Un hiver catastrophique en 1788-1789

Eté désastreux, hiver glacial... cela pourrait être un proverbe de circonstance. D'autant que les anciens nous prévoient un hiver 92 des plus rigoureux. De quoi trembler d'avance au coin du feu à la lecture de ce récit frigorifiant de l'hiver qui a précédé la Révolution de 1789.
L'été 1788 avait été désastreux pour les récoltes : pluie, vent, grêle avaient ravagé blé et vigne. Seul le foin avait été abondant confirmant le dicton : « Année de foi, année de rien ».
Le samedi 15 novembre, un froid très vif s'abattit sur toute la vallée du Rhône, froid qui alla en s'amplifiant de jour en jour. Le mardi 25 novembre, la neige se mit à tomber et la couche atteignit vite quatre vingt cinq centimètres. Dès le 20 décembre, plus aucun moulin ne tournait, leurs roues prises par les glaces. Le Rhône charria d'abord d'énormes glaçons, puis seul un chenal resta libre en son milieu. Durant la première quinzaine de janvier, les chariots les plus lourds purent le traverser sans danger.

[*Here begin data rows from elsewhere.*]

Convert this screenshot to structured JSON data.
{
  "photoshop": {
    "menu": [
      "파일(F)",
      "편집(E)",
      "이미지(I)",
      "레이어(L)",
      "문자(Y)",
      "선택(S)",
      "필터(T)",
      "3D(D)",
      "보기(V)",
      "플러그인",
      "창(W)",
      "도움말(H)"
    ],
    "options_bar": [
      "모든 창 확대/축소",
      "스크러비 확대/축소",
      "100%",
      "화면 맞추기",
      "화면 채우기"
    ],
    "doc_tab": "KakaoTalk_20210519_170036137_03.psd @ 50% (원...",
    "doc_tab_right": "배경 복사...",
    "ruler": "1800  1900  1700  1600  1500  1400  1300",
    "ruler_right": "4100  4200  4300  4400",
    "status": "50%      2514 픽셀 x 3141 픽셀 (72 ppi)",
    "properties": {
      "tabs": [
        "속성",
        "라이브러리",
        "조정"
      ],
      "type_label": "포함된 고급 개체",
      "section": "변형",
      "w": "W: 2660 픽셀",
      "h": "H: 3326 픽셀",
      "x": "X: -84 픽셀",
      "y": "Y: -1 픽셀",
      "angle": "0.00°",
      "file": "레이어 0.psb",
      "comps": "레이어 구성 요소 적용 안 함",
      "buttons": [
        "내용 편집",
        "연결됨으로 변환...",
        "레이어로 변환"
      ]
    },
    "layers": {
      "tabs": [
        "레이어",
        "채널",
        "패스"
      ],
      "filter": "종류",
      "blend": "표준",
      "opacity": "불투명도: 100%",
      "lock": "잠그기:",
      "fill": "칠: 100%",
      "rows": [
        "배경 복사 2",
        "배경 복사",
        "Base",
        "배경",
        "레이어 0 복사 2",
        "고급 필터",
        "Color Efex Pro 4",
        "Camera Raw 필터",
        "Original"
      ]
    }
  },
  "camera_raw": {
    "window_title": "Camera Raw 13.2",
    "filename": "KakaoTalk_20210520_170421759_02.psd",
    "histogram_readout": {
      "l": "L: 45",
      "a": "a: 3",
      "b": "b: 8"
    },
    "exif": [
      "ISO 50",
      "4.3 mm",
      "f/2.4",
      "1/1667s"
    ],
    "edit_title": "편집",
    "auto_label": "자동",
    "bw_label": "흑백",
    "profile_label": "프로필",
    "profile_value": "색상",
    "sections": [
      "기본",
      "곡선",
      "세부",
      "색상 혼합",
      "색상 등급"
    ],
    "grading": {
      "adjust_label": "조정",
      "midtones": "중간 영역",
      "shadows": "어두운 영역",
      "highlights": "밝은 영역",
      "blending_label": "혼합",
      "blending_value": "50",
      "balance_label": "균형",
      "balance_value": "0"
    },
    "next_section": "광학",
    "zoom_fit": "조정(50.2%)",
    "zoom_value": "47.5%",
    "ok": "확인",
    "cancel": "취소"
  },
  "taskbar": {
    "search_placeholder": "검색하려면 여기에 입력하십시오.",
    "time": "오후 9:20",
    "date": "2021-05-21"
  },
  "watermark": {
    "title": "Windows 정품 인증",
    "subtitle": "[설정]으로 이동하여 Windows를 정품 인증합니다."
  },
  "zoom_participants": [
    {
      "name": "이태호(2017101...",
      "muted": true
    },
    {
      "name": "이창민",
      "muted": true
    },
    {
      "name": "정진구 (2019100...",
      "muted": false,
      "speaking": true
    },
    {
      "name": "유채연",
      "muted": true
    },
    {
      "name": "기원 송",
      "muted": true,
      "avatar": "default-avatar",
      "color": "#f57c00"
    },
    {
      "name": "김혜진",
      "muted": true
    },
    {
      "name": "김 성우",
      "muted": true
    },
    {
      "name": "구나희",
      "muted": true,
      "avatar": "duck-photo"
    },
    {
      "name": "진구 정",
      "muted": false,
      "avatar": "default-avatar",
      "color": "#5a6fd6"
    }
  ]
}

Malgré leurs murs en pisé, leur sol en terre battue, leurs cheminées et du bois en abondance, les maisons étaient glaciales. Brise-bise et rideaux n'y faisaient rien : le tirage de la cheminée aspirait l'air froid extérieur qui traversait la pièce, glaçant les jambes au passage. Les cristaux de givre formaient aux carreaux des dessins géométriques toujours renouvelés. Tout le monde souffrait d'horribles engelures aux pieds et aux mains. A Noël, l'eau des bénitiers et même le vin de messe étaient gelés. A noter que les trois messes basses de la nuit de Noël furent célébrées au village par les curés Tupin et Puzin, la porte de Givret était bloquée par une énorme congère. Pendant l'office un nuage de buée s'élevait des lèvres des fidèles transis.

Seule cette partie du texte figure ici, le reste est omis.